How hard is it to get this stuff? Please tell me really. As in really hard, not really easy...
The largest batch of the element ever extracted, performed in the first half of the 20th century, contained only 40 Ci (1.5 TBq) (9 mg) of polonium-210 and was obtained by processing 37 tonnes of residues from radium production.[44] Polonium is now usually obtained by irradiating bismuth with high-energy neutrons or protons.[15][45]

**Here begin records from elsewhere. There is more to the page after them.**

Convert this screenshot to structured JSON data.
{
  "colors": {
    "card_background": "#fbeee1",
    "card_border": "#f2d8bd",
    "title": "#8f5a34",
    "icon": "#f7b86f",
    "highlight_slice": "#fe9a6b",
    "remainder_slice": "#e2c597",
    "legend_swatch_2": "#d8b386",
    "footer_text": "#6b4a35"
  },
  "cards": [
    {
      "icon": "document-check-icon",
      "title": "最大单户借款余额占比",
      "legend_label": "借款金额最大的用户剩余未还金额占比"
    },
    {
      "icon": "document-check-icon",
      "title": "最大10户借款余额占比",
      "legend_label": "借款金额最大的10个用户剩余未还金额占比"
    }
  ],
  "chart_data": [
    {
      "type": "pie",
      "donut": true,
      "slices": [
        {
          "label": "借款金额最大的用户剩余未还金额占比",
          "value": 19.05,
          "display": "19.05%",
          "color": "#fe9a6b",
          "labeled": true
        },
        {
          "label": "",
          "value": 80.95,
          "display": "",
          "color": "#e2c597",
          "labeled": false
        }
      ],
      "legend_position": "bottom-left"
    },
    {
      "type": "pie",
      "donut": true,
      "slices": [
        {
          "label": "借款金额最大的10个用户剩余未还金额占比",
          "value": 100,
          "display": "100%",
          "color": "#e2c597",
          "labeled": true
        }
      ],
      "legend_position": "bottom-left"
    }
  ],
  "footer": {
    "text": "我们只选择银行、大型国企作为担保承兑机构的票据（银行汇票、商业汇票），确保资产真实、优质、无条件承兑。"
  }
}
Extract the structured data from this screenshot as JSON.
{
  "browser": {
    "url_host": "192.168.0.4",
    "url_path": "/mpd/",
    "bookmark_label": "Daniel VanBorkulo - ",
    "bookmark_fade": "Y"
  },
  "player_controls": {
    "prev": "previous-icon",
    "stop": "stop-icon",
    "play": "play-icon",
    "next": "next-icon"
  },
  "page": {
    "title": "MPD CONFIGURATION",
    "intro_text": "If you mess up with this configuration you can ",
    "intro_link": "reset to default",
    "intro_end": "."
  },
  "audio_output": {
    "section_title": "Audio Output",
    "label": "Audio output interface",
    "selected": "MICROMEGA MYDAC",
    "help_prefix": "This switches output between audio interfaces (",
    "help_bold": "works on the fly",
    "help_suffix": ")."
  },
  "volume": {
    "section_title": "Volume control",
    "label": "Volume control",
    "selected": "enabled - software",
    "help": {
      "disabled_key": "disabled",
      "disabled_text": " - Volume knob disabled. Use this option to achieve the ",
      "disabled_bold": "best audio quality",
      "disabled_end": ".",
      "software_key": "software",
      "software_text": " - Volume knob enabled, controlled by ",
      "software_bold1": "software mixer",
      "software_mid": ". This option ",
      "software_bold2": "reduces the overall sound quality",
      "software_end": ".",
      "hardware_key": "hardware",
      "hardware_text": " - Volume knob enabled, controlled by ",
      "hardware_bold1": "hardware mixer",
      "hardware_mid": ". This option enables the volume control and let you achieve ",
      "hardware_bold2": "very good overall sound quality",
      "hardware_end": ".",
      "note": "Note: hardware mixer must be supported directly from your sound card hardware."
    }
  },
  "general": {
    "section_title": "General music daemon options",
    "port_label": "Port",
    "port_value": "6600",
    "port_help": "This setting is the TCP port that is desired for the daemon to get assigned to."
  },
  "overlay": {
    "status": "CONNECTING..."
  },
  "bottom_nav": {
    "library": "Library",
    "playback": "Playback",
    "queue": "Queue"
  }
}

Polonium was administered to humans for experimental purposes from 1943 to 1947; it was injected into four hospitalised patients, and orally given to a fifth. Studies such as this were funded by the Manhattan Project and the AEC and conducted at the University of Rochester. The objective was to obtain data on human excretion of polonium to correlate with more extensive data from rats. Patients selected as subjects were chosen because experimenters wanted persons who had not been exposed to polonium either through work or accident. All subjects had incurable diseases. Excretion of polonium was followed, and an autopsy was conducted at that time on the deceased patient to determine which organs absorbed the polonium. Patients' ages ranged from 'early thirties' to 'early forties.' The experiments were described in Chapter 3 of Biological Studies with Polonium, Radium, and Plutonium, National Nuclear Energy Series, Volume VI-3, McGraw-Hill, New York, 1950.